Being left Behind

I have just been to the Capital of Nigeria for the AGM of Afrexim Bank. In many ways it was a celebration of an African multinational that has grown massively over the past decade and now stretches across all 54 States and 1,4 billion people. It was also a time to reflect on just what we as Africans have achieved since we threw off the shackles of colonial occupation and control.

Eddie Cross

As someone who has lived through all of these stages in our continent’s history, I am one of the few who know how far we have come but also how much remains to be done.

On the 25th of June, Mozambique celebrated 50 years of Independence. I first visited Mozambique in 1987 and found a country at war with itself, total devastation, starving people, smashed infrastructure. The Portuguese had withdrawn in a matter of months after Independence in June 1975. Leaving behind a country without an educated elite, one University, very few schools and an economy that had been systematically looted.

Today Mozambique is totally transformed – clean modern Cities, strong institutions, and a democracy that although flawed, works and yields a government that operates effectively. The changes are extraordinary but after 50 years, the new generation does not appreciate what has been achieved and there is a lot of discontent among younger people. I hope that the new leadership now taking over, drawn from the post-Independence generation, will bring more change and meet expectations, but they need all the help they can get.

Last week I transited through Adis Abba airport on my way to Nigeria. Remember Ethiopia and “We are the World” raising money for a terrible drought which killed thousands. Remember the images of children who were walking skeletons. They were seared into the memories of the world. But that’s not what I saw in Adis – Ethiopian Airways is the largest airline in Africa, the airport rivals Dubai and South Africa. At midnight when I passed through, thousands of passengers were arriving and leaving for every corner of the world.

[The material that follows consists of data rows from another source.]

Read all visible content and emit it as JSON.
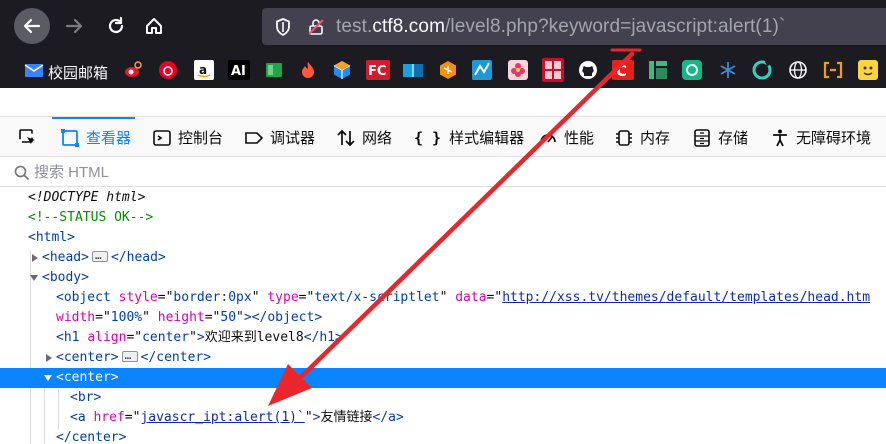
{
  "browser": {
    "url_prefix": "test.",
    "url_domain": "ctf8.com",
    "url_path": "/level8.php?keyword=javascript:alert(1)`",
    "bookmarks": [
      {
        "label": "校园邮箱",
        "icon": "mail-icon"
      },
      {
        "label": "",
        "icon": "weibo-icon"
      },
      {
        "label": "",
        "icon": "netease-music-icon"
      },
      {
        "label": "",
        "icon": "amazon-icon"
      },
      {
        "label": "AI",
        "icon": "ai-icon"
      },
      {
        "label": "",
        "icon": "green-book-icon"
      },
      {
        "label": "",
        "icon": "fire-icon"
      },
      {
        "label": "",
        "icon": "cube-icon"
      },
      {
        "label": "FC",
        "icon": "fc-icon"
      },
      {
        "label": "",
        "icon": "blue-book-icon"
      },
      {
        "label": "",
        "icon": "orange-hex-icon"
      },
      {
        "label": "",
        "icon": "blue-chart-icon"
      },
      {
        "label": "",
        "icon": "flower-icon"
      },
      {
        "label": "",
        "icon": "red-seal-icon"
      },
      {
        "label": "",
        "icon": "github-icon"
      },
      {
        "label": "",
        "icon": "csdn-icon"
      },
      {
        "label": "",
        "icon": "green-bars-icon"
      },
      {
        "label": "",
        "icon": "green-badge-icon"
      },
      {
        "label": "",
        "icon": "snowflake-icon"
      },
      {
        "label": "",
        "icon": "c-ring-icon"
      },
      {
        "label": "",
        "icon": "globe-icon"
      },
      {
        "label": "",
        "icon": "bracket-icon"
      },
      {
        "label": "",
        "icon": "face-icon"
      }
    ]
  },
  "devtools": {
    "tabs": [
      {
        "label": "查看器",
        "icon": "inspector-icon",
        "active": true
      },
      {
        "label": "控制台",
        "icon": "console-icon"
      },
      {
        "label": "调试器",
        "icon": "debugger-icon"
      },
      {
        "label": "网络",
        "icon": "network-icon"
      },
      {
        "label": "样式编辑器",
        "icon": "style-editor-icon"
      },
      {
        "label": "性能",
        "icon": "performance-icon"
      },
      {
        "label": "内存",
        "icon": "memory-icon"
      },
      {
        "label": "存储",
        "icon": "storage-icon"
      },
      {
        "label": "无障碍环境",
        "icon": "accessibility-icon"
      }
    ],
    "search_placeholder": "搜索 HTML",
    "tree": {
      "doctype": "<!DOCTYPE html>",
      "comment": "<!--STATUS OK-->",
      "html": "html",
      "head": "head",
      "body": "body",
      "object_tag": "object",
      "object_style_attr": "style",
      "object_style_val": "border:0px",
      "object_type_attr": "type",
      "object_type_val": "text/x-scriptlet",
      "object_data_attr": "data",
      "object_data_val": "http://xss.tv/themes/default/templates/head.htm",
      "object_width_attr": "width",
      "object_width_val": "100%",
      "object_height_attr": "height",
      "object_height_val": "50",
      "h1_tag": "h1",
      "h1_align_attr": "align",
      "h1_align_val": "center",
      "h1_text": "欢迎来到level8",
      "center": "center",
      "br": "br",
      "a_tag": "a",
      "a_href_attr": "href",
      "a_href_val": "javascr_ipt:alert(1)`",
      "a_text": "友情链接"
    }
  },
  "colors": {
    "accent": "#0a84ff",
    "annotation_arrow": "#e8262b"
  }
}
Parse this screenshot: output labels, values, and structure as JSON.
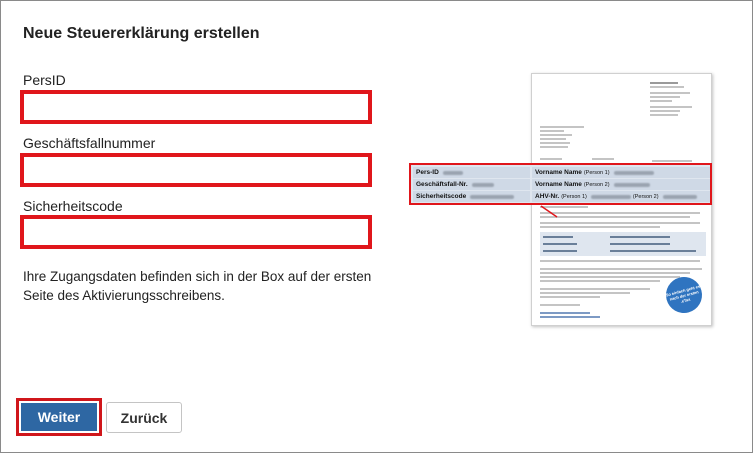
{
  "title": "Neue Steuererklärung erstellen",
  "fields": {
    "persid": {
      "label": "PersID",
      "value": "",
      "placeholder": ""
    },
    "geschaeftsfallnummer": {
      "label": "Geschäftsfallnummer",
      "value": "",
      "placeholder": ""
    },
    "sicherheitscode": {
      "label": "Sicherheitscode",
      "value": "",
      "placeholder": ""
    }
  },
  "hint": "Ihre Zugangsdaten befinden sich in der Box auf der ersten Seite des Aktivierungsschreibens.",
  "buttons": {
    "weiter": "Weiter",
    "zurueck": "Zurück"
  },
  "letter_preview": {
    "rows": [
      {
        "key": "Pers-ID",
        "name_label": "Vorname Name",
        "person": "(Person 1)"
      },
      {
        "key": "Geschäftsfall-Nr.",
        "name_label": "Vorname Name",
        "person": "(Person 2)"
      },
      {
        "key": "Sicherheitscode",
        "name_label": "AHV-Nr.",
        "person": "(Person 1)",
        "person2": "(Person 2)"
      }
    ],
    "seal_text": "So einfach geht es nach der ersten .eTax"
  },
  "colors": {
    "highlight_red": "#e0161b",
    "primary_blue": "#2e67a3",
    "table_blue": "#dfe6ef"
  }
}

Flying in over the Capital City I saw a well laid out modern City which is the Capital of Africa as it hosts the African Union. It has one of the fastest growing economies in the world, it has a Christian Head of State and hunger is a memory. The crew in my plane was Ethiopian and competent, the aircraft clean and new and it carried nearly 500 passengers. I found myself wanting to come back and visit the country. I have Ethiopian friends in Harare and know that security is still a problem, but the changes in a short time, from what was to what it is today is also extraordinary.

It reminded me of an incident back in 1974 when Ndabaningi Sithole was released from detention after 10 years in Wha Wha Prison outside Gweru. During his detention he had not been able to witness the progress being made in the Independent States of the North. He had been astonished when he was released and driven to Harare airport to be flown to Lusaka in the Zambian Presidents executive jet. What he could not believe was that the crew was young and black. When he came home, he attended a meeting where I was in attendance, and he was asked by an older man in the audience “what does a young man need to become a pilot”. His response was brilliant, he said “Old man, he needs Independence”.

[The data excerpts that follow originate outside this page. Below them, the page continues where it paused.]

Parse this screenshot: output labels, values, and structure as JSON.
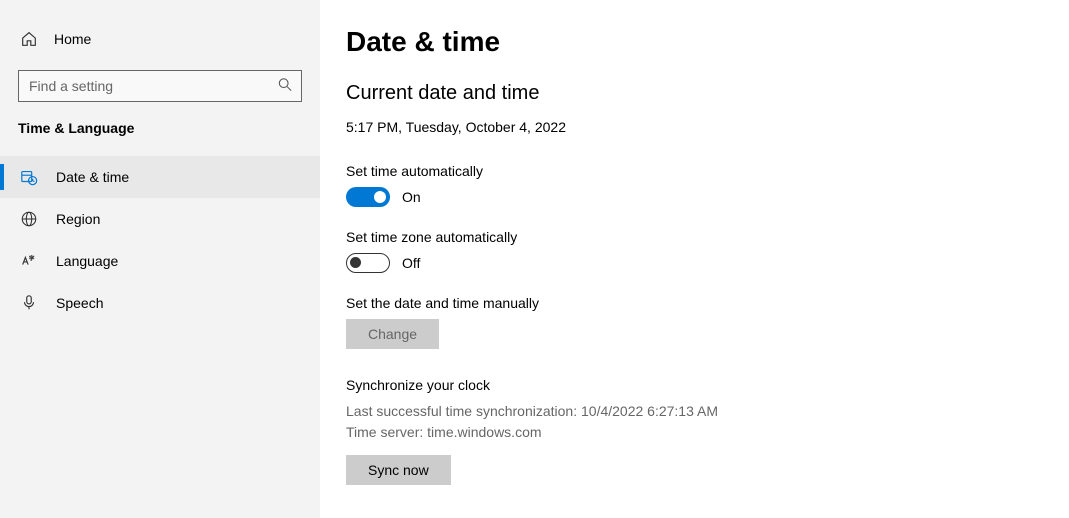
{
  "sidebar": {
    "home_label": "Home",
    "search_placeholder": "Find a setting",
    "section_header": "Time & Language",
    "items": [
      {
        "label": "Date & time"
      },
      {
        "label": "Region"
      },
      {
        "label": "Language"
      },
      {
        "label": "Speech"
      }
    ]
  },
  "content": {
    "title": "Date & time",
    "subheading": "Current date and time",
    "datetime": "5:17 PM, Tuesday, October 4, 2022",
    "set_time_auto_label": "Set time automatically",
    "set_time_auto_state": "On",
    "set_tz_auto_label": "Set time zone automatically",
    "set_tz_auto_state": "Off",
    "manual_label": "Set the date and time manually",
    "change_btn": "Change",
    "sync_heading": "Synchronize your clock",
    "sync_last": "Last successful time synchronization: 10/4/2022 6:27:13 AM",
    "sync_server": "Time server: time.windows.com",
    "sync_btn": "Sync now"
  }
}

He was right, unfortunately – until Africans governed and managed their own States, they could not expect to secure the opportunities they had been denied in decades of colonial occupation. Of course, they have made mistakes but when I travel around the continent the progress is remarkable. The biggest change that is least appreciated is dignity and pride. In Abuja, the capital of our largest African State, I attended the annual general meeting of an African Bank – Afrexim Bank of Cairo. Formed by African States as a multilateral bank it has grown into a continental Bank with branches in all 54 States and of the island States off the US coast and settled by African slaves and migrants.

It is led by Africans; it serves African clients and sitting in that hall with dozens of State Presidents and thousands of clients and corporate and national representatives, I watched the Vice President of the bank sign agreements for loans amounting to US$5 billion. I was one of the Executives there to sign a deal with the bank for a power station and involving millions of dollars. It was deeply moving, because my country has been under US sanctions for 23 years which deny us finance provided by the global multilateral financial institutions. But here I was among fellow Africans, and they supported this loan without question, only “would it make money, would it pay us back with a margin?”

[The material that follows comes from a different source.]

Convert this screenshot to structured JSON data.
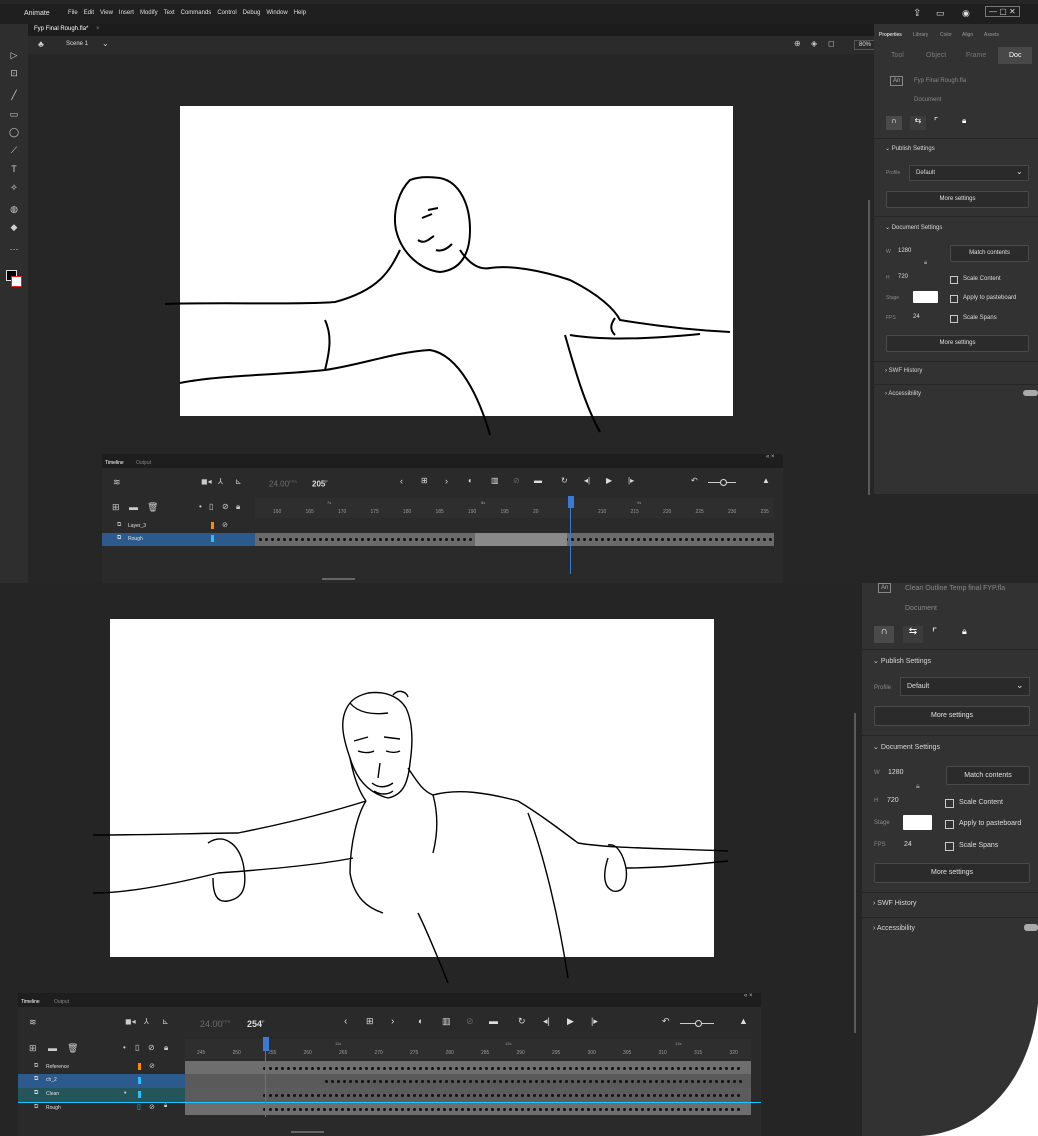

The meetings started on the second day with a presentation by an executive from Singapore. He opened his talk with the statement “The West is dead!” He closed his talk with another terse statement “Africa, do not expect anything from anyone, the new world is a cruel place!” His thesis was that the old-world order has gone – the western States who in the 19th Century had controlled the world, were now rich and slow. Consumers rather than producers. The ethics and beliefs that had made them generous to the point of sacrifice – rebuilding the world after two World Wars, granting open access to their markets for the newly emerging States including China and providing funds to the poorer countries for food and social services, was gone.

The East was rising – Chinese GDP grown 130 times in 50 years, the fastest transformation in history – starting in 1975 with 70 per cent of its population classified as absolutely poor and in 25 years able to say that no Chinese family went to bed hungry. Now a middle-income State with the second largest economy in the world. The Asean countries now exhibiting all the features of China – rapid growth, export and technology driven. But these countries were not like the West in the past, they were aggressively pursuing their own interests.

He described Africa as the next rising power. A continent with 1,4 billion people. A young population with the majority of the globe’s resources under their feet. Now the fastest growing continent in the world, potentially another giant, in a world of giants competing for space and opportunity. His emphasis was that we were on our own, we could not expect help in any real help from anyone, we had to make the future ourselves. The world was a cruel place he said, taking what it wanted when it could. Denying opportunity in the face of competition. We were on our own. We have always been on our own – but Afrexim Bank shows what we can do when we work together.